As the summer months wind down, wheat farmers start gearing up for planting season. Getting a good stand of wheat during the optimum time in the fall is an important first step in getting good yields, said Jim Shroyer, K-State crop production specialist.

"Often, problems with plant growth and development later in the year can be traced back to poor emergence or inadequate root growth and tiller development in the fall and early winter," Shroyer said.

He described important steps producers can take to improve their chances of getting a good stand of wheat:

* Proper tractor speed. It is best to use a tractor speed of between 5 and 6 miles per hour in most cases when drilling wheat.

* Proper, uniform seeding depth.

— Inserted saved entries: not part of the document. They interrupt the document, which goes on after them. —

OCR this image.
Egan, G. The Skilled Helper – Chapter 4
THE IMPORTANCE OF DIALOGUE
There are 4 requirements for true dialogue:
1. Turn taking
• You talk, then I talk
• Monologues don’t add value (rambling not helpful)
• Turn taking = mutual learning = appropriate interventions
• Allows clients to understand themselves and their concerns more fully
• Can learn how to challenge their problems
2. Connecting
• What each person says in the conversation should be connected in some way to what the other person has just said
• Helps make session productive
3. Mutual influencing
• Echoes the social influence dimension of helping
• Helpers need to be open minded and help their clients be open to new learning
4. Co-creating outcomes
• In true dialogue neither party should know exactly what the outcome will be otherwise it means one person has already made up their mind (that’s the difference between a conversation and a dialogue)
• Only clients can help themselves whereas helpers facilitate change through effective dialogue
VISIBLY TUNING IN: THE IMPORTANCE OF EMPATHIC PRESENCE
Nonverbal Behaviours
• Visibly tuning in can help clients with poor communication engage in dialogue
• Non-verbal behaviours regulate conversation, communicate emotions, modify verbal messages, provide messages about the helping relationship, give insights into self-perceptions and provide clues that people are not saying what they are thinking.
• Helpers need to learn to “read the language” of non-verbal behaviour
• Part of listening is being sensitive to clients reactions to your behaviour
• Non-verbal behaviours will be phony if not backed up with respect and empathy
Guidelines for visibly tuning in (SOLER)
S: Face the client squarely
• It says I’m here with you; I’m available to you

The ideal planting depth for wheat in most cases is about 1.5 inches.

* Firm seedbed. One of the most common problems in wheat stand establishment is planting into loose, fluffy soils. Having a good closing system behind the drill openers, with adequate down pressure, should help.

* Plant during the optimum time. In general, wheat should be planted somewhere around the Hessian fly-free date.

* Adequate soil fertility. In general, producers should apply at least part of their nitrogen needs before or at planting time to get the plants off to a strong start. If the soil is low or very low in phosphorus or potassium, these nutrients should be applied at planting time as well so that the plants benefit early in their development.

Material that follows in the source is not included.